The Health Insurance Portability and Accountability Act of 1996, more commonly known as HIPAA, was enacted to improve the portability and continuity of health insurance coverage and health care delivery. While it largely addresses consistency in the way medical information is gathered, stored and retrieved, HIPAA also has a section dealing with the privacy and confidentiality of medical records.
  1. History

    • Traditionally, health care organizations and health insurance companies have operated autonomously in a competitive environment that discouraged information sharing. HIPAA came about because health care consumers were tired of repeating their medical information every time they changed insurance plans, saw a new doctor or were treated at a different hospital. The message was clear: Americans wanted their medical data to be available when needed for care delivery or insurance coverage, but they also wanted controlled access to that data.

    Types

    • As health care providers, hospitals are mandated to establish rules congruent with HIPAA regulations. The rules include administrative policies and procedures to implement HIPAA requirements, as well as personnel policies that limit access to billing and medical information on a need-to-know basis. Hospitals have also implemented elaborate technical security measures to protect automated systems for billing and care documentation, along with physical security guidelines that control access to sensitive medical records and other documents. They continue to train and educate staff about professional codes of conduct and evaluate them on performance standards related to the privacy of health information.

    Benefits

    • HIPAA has stimulated local, regional and national discussions about consistency in data reporting for hospitals, insurance companies and government agencies.

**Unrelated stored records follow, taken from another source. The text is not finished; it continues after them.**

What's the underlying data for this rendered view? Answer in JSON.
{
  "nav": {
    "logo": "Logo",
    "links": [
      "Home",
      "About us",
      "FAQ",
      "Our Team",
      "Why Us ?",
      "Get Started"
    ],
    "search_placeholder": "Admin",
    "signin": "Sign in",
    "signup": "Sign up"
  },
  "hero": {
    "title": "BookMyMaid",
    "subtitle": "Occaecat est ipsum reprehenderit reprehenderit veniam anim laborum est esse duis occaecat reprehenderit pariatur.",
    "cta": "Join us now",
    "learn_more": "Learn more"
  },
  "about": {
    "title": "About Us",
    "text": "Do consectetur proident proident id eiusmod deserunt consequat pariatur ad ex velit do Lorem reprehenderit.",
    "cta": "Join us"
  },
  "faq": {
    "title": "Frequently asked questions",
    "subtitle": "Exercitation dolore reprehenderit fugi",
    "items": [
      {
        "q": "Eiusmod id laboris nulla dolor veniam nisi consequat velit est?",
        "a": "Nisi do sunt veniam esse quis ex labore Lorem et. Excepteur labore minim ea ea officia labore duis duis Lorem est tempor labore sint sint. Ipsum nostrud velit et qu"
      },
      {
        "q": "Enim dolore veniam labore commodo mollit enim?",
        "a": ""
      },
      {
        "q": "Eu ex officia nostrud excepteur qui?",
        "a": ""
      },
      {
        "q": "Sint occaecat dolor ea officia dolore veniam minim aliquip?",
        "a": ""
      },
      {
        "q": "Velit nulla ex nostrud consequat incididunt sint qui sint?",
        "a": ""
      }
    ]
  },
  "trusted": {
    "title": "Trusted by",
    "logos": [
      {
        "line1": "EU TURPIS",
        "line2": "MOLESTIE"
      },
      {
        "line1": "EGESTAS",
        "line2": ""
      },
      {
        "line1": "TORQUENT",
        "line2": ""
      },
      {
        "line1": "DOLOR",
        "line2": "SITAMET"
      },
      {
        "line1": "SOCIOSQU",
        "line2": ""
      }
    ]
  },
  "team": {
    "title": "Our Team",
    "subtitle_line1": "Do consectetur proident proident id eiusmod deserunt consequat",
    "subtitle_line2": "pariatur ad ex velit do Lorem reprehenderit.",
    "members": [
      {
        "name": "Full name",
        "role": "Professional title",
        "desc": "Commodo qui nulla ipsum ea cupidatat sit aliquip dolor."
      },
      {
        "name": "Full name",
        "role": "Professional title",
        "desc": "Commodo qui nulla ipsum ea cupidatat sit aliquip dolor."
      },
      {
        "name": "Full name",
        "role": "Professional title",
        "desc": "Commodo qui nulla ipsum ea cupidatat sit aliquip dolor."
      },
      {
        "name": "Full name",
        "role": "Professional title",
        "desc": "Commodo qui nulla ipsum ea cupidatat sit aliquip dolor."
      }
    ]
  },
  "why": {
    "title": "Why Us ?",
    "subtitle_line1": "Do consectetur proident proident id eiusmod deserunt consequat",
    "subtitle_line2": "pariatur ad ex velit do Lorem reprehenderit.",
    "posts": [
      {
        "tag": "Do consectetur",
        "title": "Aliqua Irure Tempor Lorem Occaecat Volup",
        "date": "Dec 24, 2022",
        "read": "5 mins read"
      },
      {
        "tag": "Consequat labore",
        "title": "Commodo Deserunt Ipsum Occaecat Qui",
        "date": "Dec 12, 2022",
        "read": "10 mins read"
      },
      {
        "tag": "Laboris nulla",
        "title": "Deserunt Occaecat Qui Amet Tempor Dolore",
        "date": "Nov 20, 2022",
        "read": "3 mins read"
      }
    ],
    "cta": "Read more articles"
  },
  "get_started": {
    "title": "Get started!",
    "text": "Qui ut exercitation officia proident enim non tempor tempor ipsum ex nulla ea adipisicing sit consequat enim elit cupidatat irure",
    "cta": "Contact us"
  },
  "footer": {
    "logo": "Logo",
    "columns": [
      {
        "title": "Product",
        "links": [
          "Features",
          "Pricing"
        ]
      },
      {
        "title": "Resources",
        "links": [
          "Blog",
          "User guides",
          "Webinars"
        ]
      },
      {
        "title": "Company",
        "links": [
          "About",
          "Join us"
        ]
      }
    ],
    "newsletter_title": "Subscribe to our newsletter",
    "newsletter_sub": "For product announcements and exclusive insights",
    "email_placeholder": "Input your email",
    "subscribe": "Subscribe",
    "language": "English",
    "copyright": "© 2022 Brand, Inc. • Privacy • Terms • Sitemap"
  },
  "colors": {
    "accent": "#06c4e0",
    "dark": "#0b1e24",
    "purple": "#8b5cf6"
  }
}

Hospitals have adopted a number of rules to reduce redundant data entry, improve the accuracy of the data in their systems and share appropriate information with third-party payors so they can be paid promptly for care delivered.

    Considerations

    • While HIPAA emphasizes privacy, it also delineates times when medical or billing information may be shared. For example, hospital rules must clearly outline how data can be transmitted to third-party payors for billing purposes. Internal policies define how medical information can be used for quality-assurance purposes to evaluate patient outcomes. Since HIPAA doesn't supercede public health reporting requirements such as those for infectious diseases or mandated reporting around issues such as child abuse, hospitals have specific reporting policies for those instances.

    Significance

    • While experts initially compared HIPAA compliance with Y2K preparations in terms of the time and dollars required, hospitals have done a good job of developing rules to ensure compliance. Hospital leaders are well aware that the initial investment of time and money is only the beginning. Every time a new form of technology is introduced, or the financial environment changes, there will be a need to adjust existing policies and procedures.